The Public Safety Blueprint incorporates an agentic AI system that provides natural language interaction capabilities for querying unauthorized entry and tailgating incidents, generating reports, and retrieving visual information from security cameras.

Agent Capabilities and Features#

The Agent provides the following key capabilities:

Supported Query Types

The agent supports natural language queries for public safety incident management and sensor operations:

Sensor Discovery: “What sensors are available?”
Incident Listing: “List last 5 incidents for <sensor>” or “Retrieve all incidents in the last 24 hours”
Detailed Reports: “Generate a report for incident <id>” or “Report for last incident at <sensor>”
Live Snapshots: “Take a snapshot of sensor <sensor>”
Multi-Step Operations: “1. List last 5 incidents for <sensor>; 2. Generate report for the second one”
Pagination: “Show the next 20 incidents”
FOV Counts: “How many people are in the <sensor>?”

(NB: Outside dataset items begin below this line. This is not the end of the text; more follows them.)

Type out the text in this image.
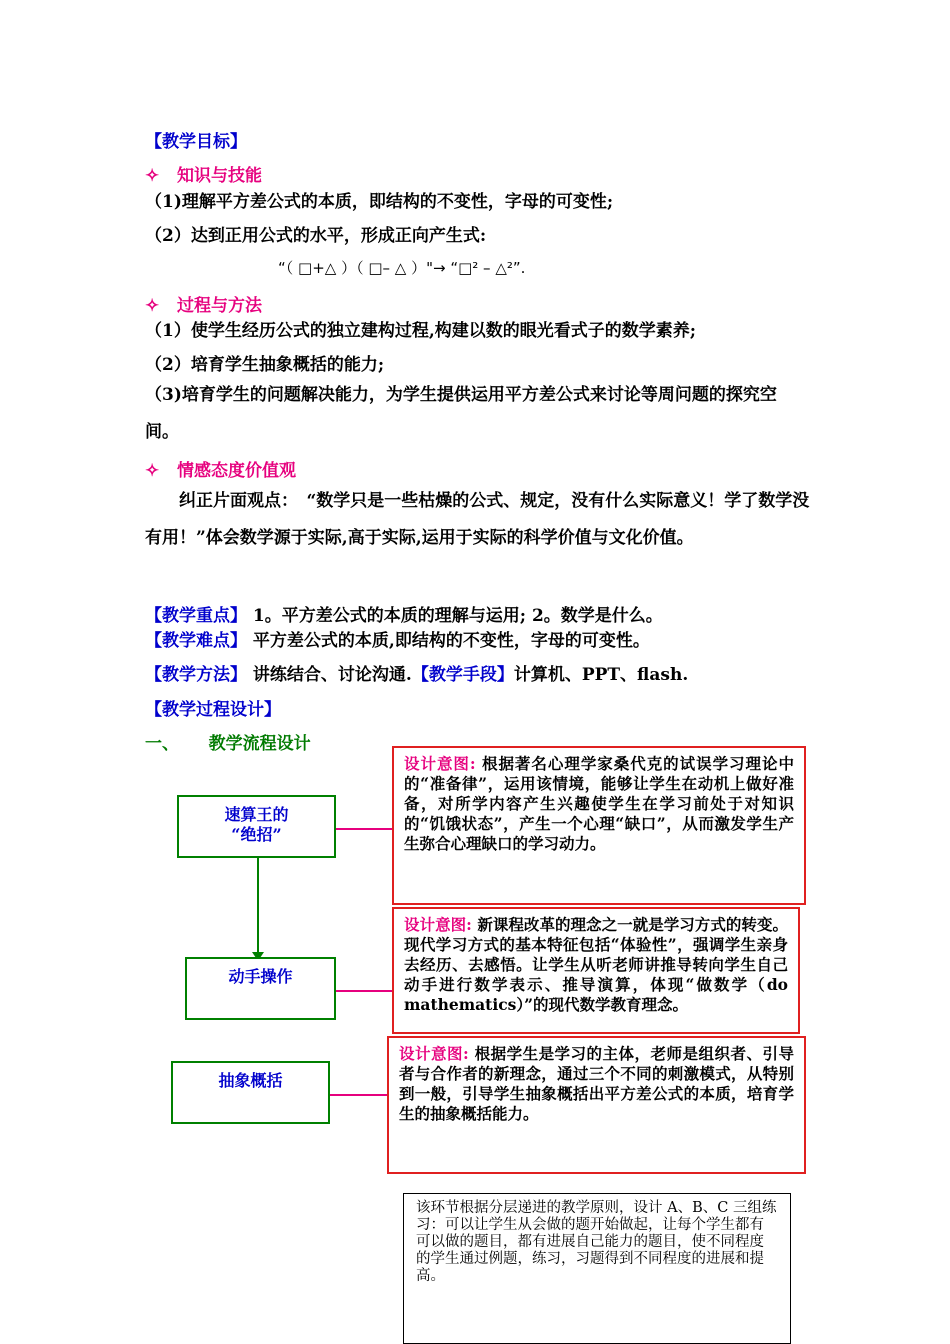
【教学目标】
✧ 知识与技能
（1)理解平方差公式的本质，即结构的不变性，字母的可变性;
（2）达到正用公式的水平，形成正向产生式:
“（ □+△ ）（ □– △ ）"→ “□² – △²”.
✧ 过程与方法
（1）使学生经历公式的独立建构过程,构建以数的眼光看式子的数学素养;
（2）培育学生抽象概括的能力;
（3)培育学生的问题解决能力，为学生提供运用平方差公式来讨论等周问题的探究空间。
✧ 情感态度价值观
纠正片面观点：　“数学只是一些枯燥的公式、规定，没有什么实际意义！学了数学没有用！”体会数学源于实际,高于实际,运用于实际的科学价值与文化价值。
【教学重点】 1。平方差公式的本质的理解与运用; 2。数学是什么。
【教学难点】 平方差公式的本质,即结构的不变性，字母的可变性。
【教学方法】 讲练结合、讨论沟通.【教学手段】计算机、PPT、flash.
【教学过程设计】
一、 教学流程设计
速算王的
“绝招”
动手操作
抽象概括
设计意图: 根据著名心理学家桑代克的试误学习理论中的“准备律”，运用该情境，能够让学生在动机上做好准备，对所学内容产生兴趣使学生在学习前处于对知识的“饥饿状态”，产生一个心理“缺口”，从而激发学生产生弥合心理缺口的学习动力。
设计意图: 新课程改革的理念之一就是学习方式的转变。现代学习方式的基本特征包括“体验性”，强调学生亲身去经历、去感悟。让学生从听老师讲推导转向学生自己动手进行数学表示、推导演算，体现“做数学（do mathematics）”的现代数学教育理念。
设计意图: 根据学生是学习的主体，老师是组织者、引导者与合作者的新理念，通过三个不同的刺激模式，从特别到一般，引导学生抽象概括出平方差公式的本质，培育学生的抽象概括能力。
该环节根据分层递进的教学原则，设计 A、B、C 三组练习：可以让学生从会做的题开始做起，让每个学生都有可以做的题目，都有进展自己能力的题目，使不同程度的学生通过例题，练习，习题得到不同程度的进展和提高。
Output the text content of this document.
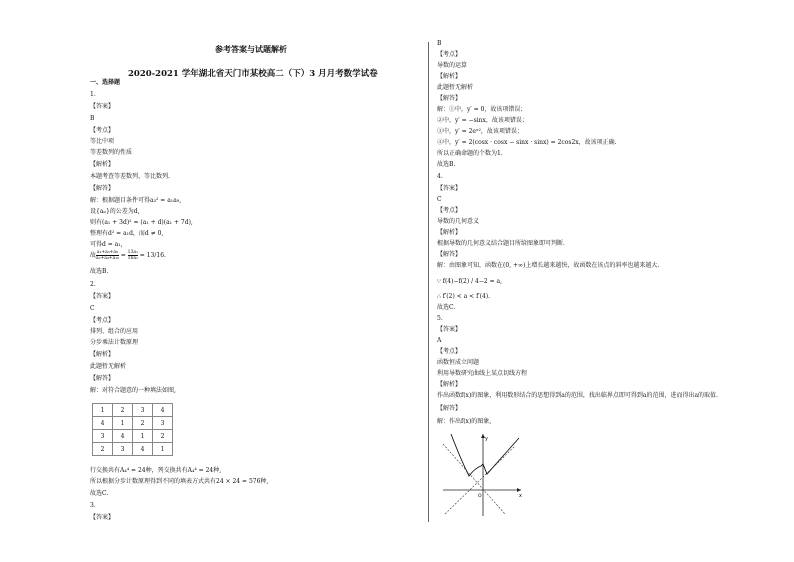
参考答案与试题解析
2020-2021 学年湖北省天门市某校高二（下）3 月月考数学试卷
一、选择题
1.
【答案】
B
【考点】
等比中项
等差数列的性质
【解析】
本题考查等差数列、等比数列.
【解答】
解：根据题目条件可得a₃² = a₁a₉,
设{aₙ}的公差为d,
则有(a₁ + 3d)² = (a₁ + d)(a₁ + 7d),
整理有d² = a₁d，而d ≠ 0,
可得d = a₁,
故 $\frac{\text{a₁+a₃+a₉}}{\text{a₂+a₄+a₁₀}} = \frac{\text{13a₁}}{\text{16a₁}} = 13/16$.
故选B.
2.
【答案】
C
【考点】
排列、组合的应用
分步乘法计数原理
【解析】
此题暂无解析
【解答】
解：对符合题意的一种填法如图,
1	2	3	4
4	1	2	3
3	4	1	2
2	3	4	1
行交换共有A₄⁴ = 24种，列交换共有A₄⁴ = 24种,
所以根据分步计数原理得到不同的填表方式共有24 × 24 = 576种,
故选C.
3.
【答案】
B
【考点】
导数的运算
【解析】
此题暂无解析
【解答】
解：①中，y′ = 0，故该项错误；
②中，y′ = −sinx，故该项错误；
③中，y′ = 2eˣ²，故该项错误；
④中，y′ = 2(cosx · cosx − sinx · sinx) = 2cos2x，故该项正确.
所以正确命题的个数为1.
故选B.
4.
【答案】
C
【考点】
导数的几何意义
【解析】
根据导数的几何意义结合题目所给图象即可判断.
【解答】
解：由图象可知，函数在(0, +∞)上增长越来越快，故函数在该点的斜率也越来越大.
∵ f(4)−f(2) / 4−2 = a,
∴ f′(2) < a < f′(4).
故选C.
5.
【答案】
A
【考点】
函数恒成立问题
利用导数研究曲线上某点切线方程
【解析】
作出函数f(x)的图象，利用数形结合的思想得到a的范围，找出临界点即可得到a的范围，进而得出a的取值.
【解答】
解：作出f(x)的图象,
y
x
O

The agent automatically handles temporal expressions (e.g., “last 5 minutes”, “past 24 hours”) and maintains context for follow-up queries.

Core Features

Natural Language Understanding: Interprets queries without structured syntax, intelligently routes to appropriate sub-agents, handles temporal expressions, maintains conversation context for follow-ups
Incident Reporting: Generates both multi-incident summaries and detailed single-incident reports with video analysis, including incident details, location information, security facilities, and people involved
Video Analytics Integration: Retrieves incident data via MCP service, leverages Vision Language Models (VLMs) to analyze security incidents and determine whether tailgating occurred
Video Storage Integration: Interfaces with VST MCP service for video/image URLs with configurable retry logic
Observability: Distributed tracing via Phoenix endpoint, project-based telemetry, and health check endpoints

Agent Configuration and Environment Variables#

The agent is configured through a YAML file that defines the general settings, function groups, individual functions, LLMs, and workflow behavior. The configuration file is organized into several key sections:

General: Frontend settings (FastAPI), object stores, telemetry, and health endpoints
Function Groups: MCP client connections to Video Analytics and Video Storage microservices
Functions: Individual tool definitions for video understanding, report generation, chart creation, sensor operations, and sub-agents
LLMs: Configuration for primary reasoning LLM and VLM
Workflow: Top-level agent orchestration with routing logic, retry settings, and iteration limits

Models Used

Primary LLM: NVIDIA Nemotron Nano 9B v2 (nvidia/nvidia-nemotron-nano-9b-v2) - Used for natural language understanding, query routing, and orchestrating sub-agents
Vision Language Model (VLM): NVIDIA Cosmos Reason2 8B (nvidia/cosmos-reason2-8b) - Used for video understanding and analyzing security incidents from video segments

The configuration file can be found in deployments/public-safety/vss-agent/configs/config.yml.

The configuration relies on several environment variables that must be set during deployment. For the complete explanation of the agent configuration YAML file and environment variables, please refer to the Quickstart Guide.

Customization and Extension#

The agent configuration is designed to be flexible and extensible. Key customization areas include:

Prompt Customization: Modify workflow system prompts to change query routing logic, add new patterns, or adjust response formatting
VLM Prompt Engineering: Tune video analysis prompts for different security scenarios, focusing on:
- Describing incidents in detail including why they happened, contributing factors, outcomes and responses
- Describing the location including security facilities such as gates, badge scanners, etc.
- Describing all people involved including their appearance and whether they presented proof of authorization
Model Selection: Swap LLMs and VLMs via environment variables to use different base models or adjust model parameters
Tool Addition: Extend agent capabilities by adding new MCP clients, custom data processing functions, or external API integrations

For comprehensive customization guidance, refer to the Agents documentation.